If a tsunami had been unleashed in the Gulf of Mexico to such a devastating effect, I have a strong feeling someone somewhere would be getting sued.

And yet, as Reid Basher of the U.N. Platform for the Promotion of Early Warning says, it is too convenient and somewhat unfair to lay the blame on local officialdom "It is easy to be wise after the event, but we must remember that the Indian Ocean has not had a major tsunami for over a century," he recently said. “It is not entirely surprising that the governments there had no warning system in place. They had many other priorities."

Fair enough. Still, would we be so forgiving if a deadly tsunami hit our time zone? No way. Not now. Even before the events of Dec. 26 2004, I cannot even begin to conceive how a massive earthquake in the North Atlantic might smash into the western Europe or the U.S. East Coast without some advance warning being first relayed to the local populations by the BBC, TV1, Reuters, etc. But that’s not to be taken for granted, least of all in the less developed south Atlantic.

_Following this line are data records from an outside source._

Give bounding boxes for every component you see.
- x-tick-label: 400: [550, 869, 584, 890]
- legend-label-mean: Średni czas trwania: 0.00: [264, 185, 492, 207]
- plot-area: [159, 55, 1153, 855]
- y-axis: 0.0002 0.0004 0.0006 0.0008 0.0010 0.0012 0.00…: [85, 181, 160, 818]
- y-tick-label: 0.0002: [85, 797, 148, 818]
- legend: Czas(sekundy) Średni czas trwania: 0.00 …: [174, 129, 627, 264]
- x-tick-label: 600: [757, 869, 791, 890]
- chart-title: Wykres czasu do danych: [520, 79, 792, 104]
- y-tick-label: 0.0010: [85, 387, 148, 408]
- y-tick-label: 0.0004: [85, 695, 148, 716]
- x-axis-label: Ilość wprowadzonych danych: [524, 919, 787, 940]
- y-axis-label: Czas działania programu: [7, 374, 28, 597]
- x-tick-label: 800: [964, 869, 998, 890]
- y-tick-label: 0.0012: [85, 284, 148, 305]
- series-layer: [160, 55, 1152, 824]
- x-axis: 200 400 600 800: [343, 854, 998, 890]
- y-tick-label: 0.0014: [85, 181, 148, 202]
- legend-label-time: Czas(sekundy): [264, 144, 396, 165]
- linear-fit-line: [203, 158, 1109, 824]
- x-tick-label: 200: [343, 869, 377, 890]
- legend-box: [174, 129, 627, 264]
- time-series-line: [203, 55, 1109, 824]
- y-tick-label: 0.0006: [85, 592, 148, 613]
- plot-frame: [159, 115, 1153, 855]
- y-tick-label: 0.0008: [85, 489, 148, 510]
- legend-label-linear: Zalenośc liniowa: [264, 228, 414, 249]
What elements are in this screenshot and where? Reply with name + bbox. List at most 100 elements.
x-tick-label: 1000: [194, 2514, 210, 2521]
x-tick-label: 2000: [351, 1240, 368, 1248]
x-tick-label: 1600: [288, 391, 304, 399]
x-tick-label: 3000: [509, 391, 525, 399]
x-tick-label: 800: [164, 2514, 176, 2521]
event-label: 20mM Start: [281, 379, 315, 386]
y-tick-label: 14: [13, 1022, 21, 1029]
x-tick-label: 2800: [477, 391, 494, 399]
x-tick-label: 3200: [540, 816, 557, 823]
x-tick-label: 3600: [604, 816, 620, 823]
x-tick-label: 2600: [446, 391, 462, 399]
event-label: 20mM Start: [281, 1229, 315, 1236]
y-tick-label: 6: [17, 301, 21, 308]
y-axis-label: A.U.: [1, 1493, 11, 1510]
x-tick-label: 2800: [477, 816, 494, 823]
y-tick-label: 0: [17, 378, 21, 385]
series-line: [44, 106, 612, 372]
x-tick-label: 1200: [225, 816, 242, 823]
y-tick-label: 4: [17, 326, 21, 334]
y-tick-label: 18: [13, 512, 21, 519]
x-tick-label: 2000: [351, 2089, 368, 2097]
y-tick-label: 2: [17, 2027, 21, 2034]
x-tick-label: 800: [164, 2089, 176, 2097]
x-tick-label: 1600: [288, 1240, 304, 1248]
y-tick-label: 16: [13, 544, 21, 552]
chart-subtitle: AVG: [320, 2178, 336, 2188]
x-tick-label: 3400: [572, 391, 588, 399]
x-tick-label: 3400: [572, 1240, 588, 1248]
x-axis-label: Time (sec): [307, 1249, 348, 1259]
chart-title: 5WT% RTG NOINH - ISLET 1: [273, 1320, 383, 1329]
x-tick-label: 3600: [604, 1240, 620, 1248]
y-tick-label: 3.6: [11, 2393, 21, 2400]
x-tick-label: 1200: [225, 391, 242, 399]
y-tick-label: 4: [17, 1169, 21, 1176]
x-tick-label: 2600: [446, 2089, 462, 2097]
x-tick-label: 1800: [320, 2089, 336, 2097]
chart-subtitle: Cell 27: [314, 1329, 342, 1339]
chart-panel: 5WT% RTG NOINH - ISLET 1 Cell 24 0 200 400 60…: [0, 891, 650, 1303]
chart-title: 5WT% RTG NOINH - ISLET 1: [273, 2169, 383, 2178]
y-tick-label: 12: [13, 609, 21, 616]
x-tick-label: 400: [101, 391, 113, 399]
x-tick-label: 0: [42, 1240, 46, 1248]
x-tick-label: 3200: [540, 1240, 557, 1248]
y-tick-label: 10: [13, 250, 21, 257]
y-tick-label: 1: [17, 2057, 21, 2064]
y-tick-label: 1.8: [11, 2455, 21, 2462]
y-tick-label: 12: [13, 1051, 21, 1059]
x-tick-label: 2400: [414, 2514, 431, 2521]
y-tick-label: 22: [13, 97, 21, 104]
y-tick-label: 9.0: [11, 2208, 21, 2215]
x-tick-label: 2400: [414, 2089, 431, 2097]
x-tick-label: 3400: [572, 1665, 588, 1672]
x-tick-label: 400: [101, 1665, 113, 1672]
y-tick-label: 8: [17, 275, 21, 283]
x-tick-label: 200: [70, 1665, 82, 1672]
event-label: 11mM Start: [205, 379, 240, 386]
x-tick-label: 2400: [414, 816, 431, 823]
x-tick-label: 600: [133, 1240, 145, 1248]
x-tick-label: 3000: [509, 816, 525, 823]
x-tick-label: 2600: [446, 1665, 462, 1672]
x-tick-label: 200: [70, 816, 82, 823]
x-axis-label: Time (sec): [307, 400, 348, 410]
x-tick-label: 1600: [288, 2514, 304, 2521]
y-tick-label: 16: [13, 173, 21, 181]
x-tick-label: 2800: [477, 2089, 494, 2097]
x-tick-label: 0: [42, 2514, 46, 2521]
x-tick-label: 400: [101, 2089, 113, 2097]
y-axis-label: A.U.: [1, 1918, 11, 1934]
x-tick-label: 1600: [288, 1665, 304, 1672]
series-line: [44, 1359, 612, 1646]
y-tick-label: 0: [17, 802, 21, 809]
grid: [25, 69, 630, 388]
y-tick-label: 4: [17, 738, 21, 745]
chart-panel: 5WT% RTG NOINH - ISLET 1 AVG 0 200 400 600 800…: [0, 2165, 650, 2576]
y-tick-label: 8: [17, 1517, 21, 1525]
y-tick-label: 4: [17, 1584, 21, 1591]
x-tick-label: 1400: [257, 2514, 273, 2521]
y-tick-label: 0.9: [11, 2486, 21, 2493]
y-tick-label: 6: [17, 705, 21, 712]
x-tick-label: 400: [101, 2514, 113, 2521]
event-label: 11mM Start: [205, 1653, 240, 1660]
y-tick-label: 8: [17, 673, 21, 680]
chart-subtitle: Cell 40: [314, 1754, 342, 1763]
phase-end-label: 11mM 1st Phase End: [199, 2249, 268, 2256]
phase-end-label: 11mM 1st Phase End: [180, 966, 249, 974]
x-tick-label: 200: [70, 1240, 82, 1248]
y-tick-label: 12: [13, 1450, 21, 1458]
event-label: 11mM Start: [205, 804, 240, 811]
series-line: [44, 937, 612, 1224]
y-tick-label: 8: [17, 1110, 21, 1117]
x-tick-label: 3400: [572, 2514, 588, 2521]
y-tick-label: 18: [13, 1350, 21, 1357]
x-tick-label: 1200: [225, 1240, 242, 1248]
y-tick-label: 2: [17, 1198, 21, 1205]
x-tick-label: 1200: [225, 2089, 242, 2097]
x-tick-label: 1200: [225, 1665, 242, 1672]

So how comes there’s no talk of an early warning system for the Atlantic and even Mediterranean (don’t scoff: the experts have for years warned of the tsunami threat)? So it doesn’t happen that often – it didn’t in the Indian Ocean either.

Posted by: Spanish Bill | Jan 6, 2005 6:41:53 PM

Extremely thought-provoking. And having read it twice now - I find it very hard to disagree with everything you said.

I do beg to differ on the "notifying BBC or CNN" bit - because I think these institutions would probably have taken a lot longer than it would have helped to verify such news (remember what the Dr. Kelly affair did to the BBC regarding accuracy of news reporters) - but even if immediately broadcast to hotels in those regions I'm not sure a great number of people would have reacted in time - or news spread quickly enough to save many. Maybe a few - I know it sounds callous to speak so negatively about it possible having saved a few - but the enormity of the numbers makes one speak in such terms - and I hate myself for saying it that way.

Also: I happened to pick up a copy of the Mail on Sunday today - and read an interesting article/interview with the chap in the USA who detected the Earthquake first - and if the report is to be believed - he apparently tried desperately to spread the news as best as he could in the region but failed and apparently wept when he saw the news reports from the affected regions a few hours later.

You're absolutely right though - it *is* an indictment. And lessons will be learned. I hope. And it is indeed the fact that we know so much about it that makes it more galling than other, perhaps more significant in human scale terms, disasters - controllable or otherwise.